Why it matters: This is a supply chain move as much as a talent acquisition. Stainless occupied a quiet but load-bearing position in the AI developer ecosystem: nearly every major lab used it to manage the unglamorous but critical work of keeping SDKs current. By acquiring and closing it to competitors, Anthropic removes a shared piece of infrastructure that its rivals depended on and internalizes it exclusively. The MCP angle sharpens the strategic logic further, as the industry moves toward agents that connect to external tools, the quality and reach of that connectivity layer becomes a real differentiator. Controlling the tooling that builds those connections puts Anthropic closer to owning that stack end to end.

🀝 Enterprise AI

KPMG Deploys Claude Across 276,000 Employees in Global Alliance

Anthropic has announced a global alliance with KPMG that embeds Claude across the professional services firm’s entire workforce and client-facing platforms. All 276,000-plus KPMG employees worldwide will gain access to Claude, extending an adoption that began two years ago inside KPMG’s US operations and AI and Data Labs.

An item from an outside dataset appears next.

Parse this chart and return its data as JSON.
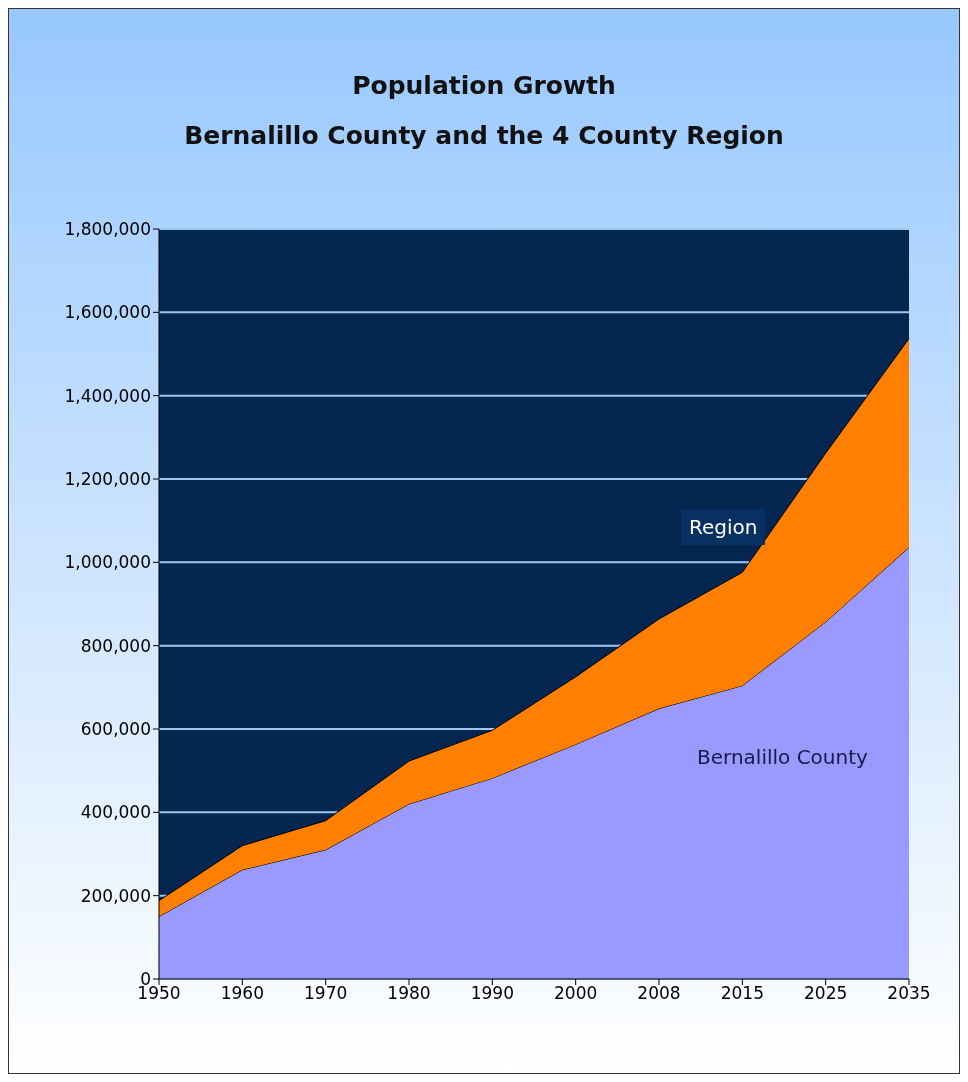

The more consequential integration is inside Digital Gateway, KPMG’s Azure-hosted platform where its tax expertise, proprietary tools, and client data live. Claude Cowork and Managed Agents are now embedded directly in the platform, letting KPMG professionals and their clients build AI tools without switching between systems. The firm’s tax vice chair noted that building an agent to help clients navigate changing tax regulations previously took weeks across multiple tools. The same task now takes minutes inside Digital Gateway. Cybersecurity is another application area, with KPMG and Anthropic teams working together to identify and remediate vulnerabilities in critical systems under KPMG’s Trusted AI framework.

The alliance also has a private equity dimension. Anthropic is naming KPMG a preferred partner for PE deployments, with KPMG consulting on Claude rollouts inside portfolio companies. A new offering called KPMG Blaze embeds Claude Code to help portfolio company teams modernize legacy IT systems and ship AI-enabled products faster.

Why it matters: Enterprise AI deployments at this scale are still relatively rare, and KPMG is an instructive case because of where it operates: audit, tax, and legal work, where accuracy and accountability carry real legal and reputational weight. A firm willing to put Claude into that environment across 138 countries is a meaningful signal of where enterprise confidence in AI is heading. The private equity angle is also worth watching: KPMG as a distribution channel into PE portfolio companies gives Anthropic a route into a large pool of mid-market businesses that wouldn’t typically be direct Anthropic customers. That’s a go-to-market model that will likely be replicated across other verticals.